The Divine Woman is a 1928 American silent romantic drama film directed by Victor Sjöström and starring Greta Garbo. Produced and distributed by Metro-Goldwyn-Mayer. Only a single nine-minute reel and an additional 45-second excerpt are currently known to exist of this otherwise lost film; the only known complete copy of which was destroyed in the 1965 MGM vault fire.

The film grossed $541,000 in the USA and $390,000 internationally; its worldwide gross was $931,000 and generated MGM a profit of $354,000.

The film won the March 1928 Photoplay Award for the Best Pictures of the Month, as well as Best Performances of the Month for both Greta Garbo and Lars Hanson.

==Origin==
The film is adapted from the 1925 Broadway play Starlight by Gladys Unger, which starred Doris Keane. The plot is loosely based on stories of the early life of the French actress Sarah Bernhardt.

==Plot==
Marianne is a poor French country girl who goes to Paris in the 1860s to seek her fortune as an actress. As she rises to success in the theatre, she must choose between the romantic attentions of two men. The first is Lucien, a poor but passionate young soldier who deserts the army to be with Marianne and goes to jail after stealing a dress to give her. Her other suitor is Henry Legrand, a wealthy middle-aged Paris producer who offers her fame and fortune.

==Cast==
- Greta Garbo as Marianne
- Lars Hanson as Lucien
- Lowell Sherman as Henry Legrand
- Polly Moran as Mme.

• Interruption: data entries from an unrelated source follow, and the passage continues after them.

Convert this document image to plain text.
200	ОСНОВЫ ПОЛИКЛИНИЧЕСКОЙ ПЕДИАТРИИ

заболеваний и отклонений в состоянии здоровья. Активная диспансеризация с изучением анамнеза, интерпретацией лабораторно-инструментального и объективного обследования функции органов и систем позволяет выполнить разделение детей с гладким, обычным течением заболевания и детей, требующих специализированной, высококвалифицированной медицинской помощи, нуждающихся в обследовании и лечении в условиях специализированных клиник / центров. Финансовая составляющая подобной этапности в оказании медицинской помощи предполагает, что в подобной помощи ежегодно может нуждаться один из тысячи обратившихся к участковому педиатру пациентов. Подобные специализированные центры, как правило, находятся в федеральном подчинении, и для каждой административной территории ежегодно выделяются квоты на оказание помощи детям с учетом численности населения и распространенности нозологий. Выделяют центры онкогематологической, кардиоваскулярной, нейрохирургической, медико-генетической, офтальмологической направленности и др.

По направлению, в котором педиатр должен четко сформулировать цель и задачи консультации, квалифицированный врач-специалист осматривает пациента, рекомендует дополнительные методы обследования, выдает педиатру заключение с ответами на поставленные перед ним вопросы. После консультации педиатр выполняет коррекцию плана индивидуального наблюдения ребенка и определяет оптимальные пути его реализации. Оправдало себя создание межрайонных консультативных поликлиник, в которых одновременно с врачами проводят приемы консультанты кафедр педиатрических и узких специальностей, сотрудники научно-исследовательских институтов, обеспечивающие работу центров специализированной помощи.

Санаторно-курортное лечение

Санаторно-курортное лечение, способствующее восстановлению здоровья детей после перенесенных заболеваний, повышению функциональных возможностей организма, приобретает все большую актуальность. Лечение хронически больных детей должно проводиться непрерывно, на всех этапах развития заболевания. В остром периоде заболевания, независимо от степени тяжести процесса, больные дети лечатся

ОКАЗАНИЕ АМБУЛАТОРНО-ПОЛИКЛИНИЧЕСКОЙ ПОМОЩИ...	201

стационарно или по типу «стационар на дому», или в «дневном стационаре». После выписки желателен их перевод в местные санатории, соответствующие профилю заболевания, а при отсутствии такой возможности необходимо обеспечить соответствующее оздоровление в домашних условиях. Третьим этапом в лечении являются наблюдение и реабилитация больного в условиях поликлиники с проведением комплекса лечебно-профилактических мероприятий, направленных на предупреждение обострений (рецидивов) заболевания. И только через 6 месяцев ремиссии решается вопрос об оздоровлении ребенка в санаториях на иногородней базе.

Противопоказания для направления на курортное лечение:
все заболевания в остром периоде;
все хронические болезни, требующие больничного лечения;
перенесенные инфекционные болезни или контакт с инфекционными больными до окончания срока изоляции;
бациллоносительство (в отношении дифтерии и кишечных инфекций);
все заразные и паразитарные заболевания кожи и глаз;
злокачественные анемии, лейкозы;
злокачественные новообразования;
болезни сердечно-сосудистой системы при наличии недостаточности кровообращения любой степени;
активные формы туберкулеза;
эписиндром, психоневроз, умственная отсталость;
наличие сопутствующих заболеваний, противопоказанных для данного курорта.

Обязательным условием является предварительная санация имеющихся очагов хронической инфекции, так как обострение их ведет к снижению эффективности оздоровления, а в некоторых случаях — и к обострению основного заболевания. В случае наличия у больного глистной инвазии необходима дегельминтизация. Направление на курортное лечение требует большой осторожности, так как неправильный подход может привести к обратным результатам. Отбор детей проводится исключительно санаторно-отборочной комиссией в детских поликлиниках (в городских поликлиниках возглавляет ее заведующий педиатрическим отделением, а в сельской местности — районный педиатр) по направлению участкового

Pigonier
- Dorothy Cumming as Mme. Zizi Rouck, Marianne's Mother
- Johnny Mack Brown as Jean Lery
- Cesare Gravina as Gigi
- Paulette Duval as Paulette
- Jean De Briac as Stage Director

==Existing reel==
Only one reel from the film is known to exist. It runs nine minutes and was discovered in 1993 at the Gosfilmofond, a film archive in Moscow. This film fragment has been released on DVD with a collection of Garbo films and has been broadcast on Turner Classic Movies. Its Russian intertitles have been translated into English. In this section of the film, Marianne is seen living in Paris in modest rooms. After a playful interchange with the landlady Mme. Pigionier, Marianne is joined by Lucien. The two lovers share a few poignant minutes together as the time approaches for him to return to the army.